I’m not going to answer this; truly, I don’t know. But it’s important.

He’s addressing the terrible Italian productivity numbers since 2000.  I also don’t know why Italy has declined so sharply in recent years.  But there is one thing we do know about Italy, the low level of per capita GDP (compared to France) is almost entirely due to an absolutely horrendous performance in southern Italy, where roughly 1/3 of all Italians live.  And there is a lot of circumstantial evidence that at least part of the difference between southern and northern Italy is cultural.  Not “cultural” in the sense that some people use the term (a code word for lazy.)  After all, southern Italians do quite well in America.  Rather cultural in the sense that everyone’s hobbled by a culture of corruption than no single Sicilian or Neapolitan is in a position to change.

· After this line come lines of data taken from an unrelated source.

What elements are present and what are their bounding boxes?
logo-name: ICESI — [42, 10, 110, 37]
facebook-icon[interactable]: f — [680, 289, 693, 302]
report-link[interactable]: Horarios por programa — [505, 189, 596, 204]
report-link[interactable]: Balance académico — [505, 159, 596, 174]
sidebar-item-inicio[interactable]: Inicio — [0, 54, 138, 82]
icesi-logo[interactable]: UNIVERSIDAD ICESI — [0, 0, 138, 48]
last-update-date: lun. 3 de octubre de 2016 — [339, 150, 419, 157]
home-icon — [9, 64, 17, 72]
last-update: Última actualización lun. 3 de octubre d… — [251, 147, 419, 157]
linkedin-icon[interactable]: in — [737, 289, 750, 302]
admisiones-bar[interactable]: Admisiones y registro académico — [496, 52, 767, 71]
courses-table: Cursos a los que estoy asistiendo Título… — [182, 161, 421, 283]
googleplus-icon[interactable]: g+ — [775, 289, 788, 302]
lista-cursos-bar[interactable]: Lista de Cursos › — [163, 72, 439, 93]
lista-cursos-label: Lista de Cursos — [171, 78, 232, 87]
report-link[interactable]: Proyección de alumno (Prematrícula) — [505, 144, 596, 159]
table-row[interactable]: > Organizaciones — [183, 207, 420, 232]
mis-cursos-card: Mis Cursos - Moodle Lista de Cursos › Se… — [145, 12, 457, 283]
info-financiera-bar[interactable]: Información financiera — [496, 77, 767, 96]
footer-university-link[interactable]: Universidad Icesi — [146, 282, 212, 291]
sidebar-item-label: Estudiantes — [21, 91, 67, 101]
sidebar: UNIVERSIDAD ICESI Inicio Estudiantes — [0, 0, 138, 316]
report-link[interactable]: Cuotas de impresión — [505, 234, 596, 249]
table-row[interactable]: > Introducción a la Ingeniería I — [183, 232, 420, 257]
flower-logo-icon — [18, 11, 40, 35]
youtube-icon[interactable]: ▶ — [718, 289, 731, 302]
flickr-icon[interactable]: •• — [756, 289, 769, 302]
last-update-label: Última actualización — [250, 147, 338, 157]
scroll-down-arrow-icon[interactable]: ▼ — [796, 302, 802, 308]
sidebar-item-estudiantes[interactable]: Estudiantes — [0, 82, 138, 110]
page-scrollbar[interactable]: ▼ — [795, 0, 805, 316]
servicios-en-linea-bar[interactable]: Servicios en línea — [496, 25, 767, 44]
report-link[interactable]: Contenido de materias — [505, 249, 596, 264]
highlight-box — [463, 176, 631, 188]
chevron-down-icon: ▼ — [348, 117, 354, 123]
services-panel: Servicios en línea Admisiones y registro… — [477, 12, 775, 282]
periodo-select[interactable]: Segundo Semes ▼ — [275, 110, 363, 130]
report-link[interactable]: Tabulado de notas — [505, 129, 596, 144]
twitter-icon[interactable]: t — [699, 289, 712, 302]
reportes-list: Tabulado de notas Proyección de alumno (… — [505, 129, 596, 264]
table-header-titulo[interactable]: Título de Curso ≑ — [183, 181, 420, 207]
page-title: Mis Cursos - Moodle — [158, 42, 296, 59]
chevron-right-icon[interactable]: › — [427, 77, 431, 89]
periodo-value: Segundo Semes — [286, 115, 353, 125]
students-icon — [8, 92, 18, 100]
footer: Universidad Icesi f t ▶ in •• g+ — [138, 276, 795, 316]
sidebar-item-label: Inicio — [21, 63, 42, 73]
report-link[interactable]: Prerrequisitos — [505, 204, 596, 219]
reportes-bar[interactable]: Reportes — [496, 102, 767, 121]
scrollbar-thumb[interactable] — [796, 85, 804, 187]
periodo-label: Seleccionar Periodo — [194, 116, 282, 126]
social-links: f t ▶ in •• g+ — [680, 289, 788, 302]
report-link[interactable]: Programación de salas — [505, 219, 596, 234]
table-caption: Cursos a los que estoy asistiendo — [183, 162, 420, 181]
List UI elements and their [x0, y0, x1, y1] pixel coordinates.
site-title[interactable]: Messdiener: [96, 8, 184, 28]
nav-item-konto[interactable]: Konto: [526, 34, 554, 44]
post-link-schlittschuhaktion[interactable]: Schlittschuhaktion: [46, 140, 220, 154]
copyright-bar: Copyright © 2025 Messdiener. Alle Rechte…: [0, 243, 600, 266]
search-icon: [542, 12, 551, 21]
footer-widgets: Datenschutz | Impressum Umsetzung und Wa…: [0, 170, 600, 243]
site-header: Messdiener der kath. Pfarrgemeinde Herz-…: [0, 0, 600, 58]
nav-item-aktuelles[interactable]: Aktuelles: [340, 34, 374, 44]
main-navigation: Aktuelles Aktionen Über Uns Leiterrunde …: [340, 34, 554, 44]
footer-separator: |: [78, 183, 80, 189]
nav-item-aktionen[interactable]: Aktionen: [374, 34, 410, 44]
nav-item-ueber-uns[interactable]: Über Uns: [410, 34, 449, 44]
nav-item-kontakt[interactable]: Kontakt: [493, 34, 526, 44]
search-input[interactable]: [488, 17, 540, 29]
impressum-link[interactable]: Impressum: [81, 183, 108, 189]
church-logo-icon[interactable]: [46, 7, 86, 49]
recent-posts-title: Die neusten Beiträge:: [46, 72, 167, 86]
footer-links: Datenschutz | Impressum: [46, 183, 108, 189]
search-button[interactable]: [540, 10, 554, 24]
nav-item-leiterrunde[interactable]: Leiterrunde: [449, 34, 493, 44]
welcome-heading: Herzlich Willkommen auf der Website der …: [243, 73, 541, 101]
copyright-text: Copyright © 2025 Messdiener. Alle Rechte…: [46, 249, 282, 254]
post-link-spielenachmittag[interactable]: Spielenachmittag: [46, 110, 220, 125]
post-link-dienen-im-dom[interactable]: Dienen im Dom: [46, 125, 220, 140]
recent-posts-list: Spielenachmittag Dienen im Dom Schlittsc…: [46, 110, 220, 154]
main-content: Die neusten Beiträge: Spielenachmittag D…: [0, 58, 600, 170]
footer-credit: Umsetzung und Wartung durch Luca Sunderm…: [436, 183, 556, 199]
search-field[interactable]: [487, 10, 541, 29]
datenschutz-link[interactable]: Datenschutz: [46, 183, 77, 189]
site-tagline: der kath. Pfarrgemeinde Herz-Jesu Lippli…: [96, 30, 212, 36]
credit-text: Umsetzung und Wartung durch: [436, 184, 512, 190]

So I don’t believe you can think about France vs. the US without also thinking about southern Italy.  That’s part of the rich mosaic that is the Welfare States of Europe (the WSE), just as South Dakota Indian reservations, and McAllen Texas, and rural Mississippi are part of the United States of America (USA), the world’s richest big economy.  It would probably make more sense to compare France to an above average region of the US, such as New England or the mid-Atlantic states.  In that case the problem with the French labor market model would be easier to see.  The problem is not that the French model has “failed,” as some conservatives suggest.  The problem is that France has not achieved Swiss or New Hampshire levels of success, despite having the human capital and cultural traditions needed to do so.  They should aim even higher.

HT:  Edward

PS.  In 2012 the World Bank has French GDP/person (PPP) at 71.1% of US levels.  In 2013 the IMF has French GDP per capita at 67.4%, while the CIA has 67.6%.  I suppose you could argue the drop since 2008 is cyclical, except no one is predicting French GDP/person to rise faster than US GDP/person over the next few years.  It looks permanent to me.

As a point of comparison, African American housholds make 65.3% of the US average, and Hispanics make 76.5% of the average.  Is that comparison misleading?  That’s an understatement; it’s utterly and completely misleading.  Apples and oranges.  I simply provide the data for all the fools who think income data tells us something useful about issues like economic inequality.

PPS.  I just noticed that Tyler Cowen has an excellent post on this topic.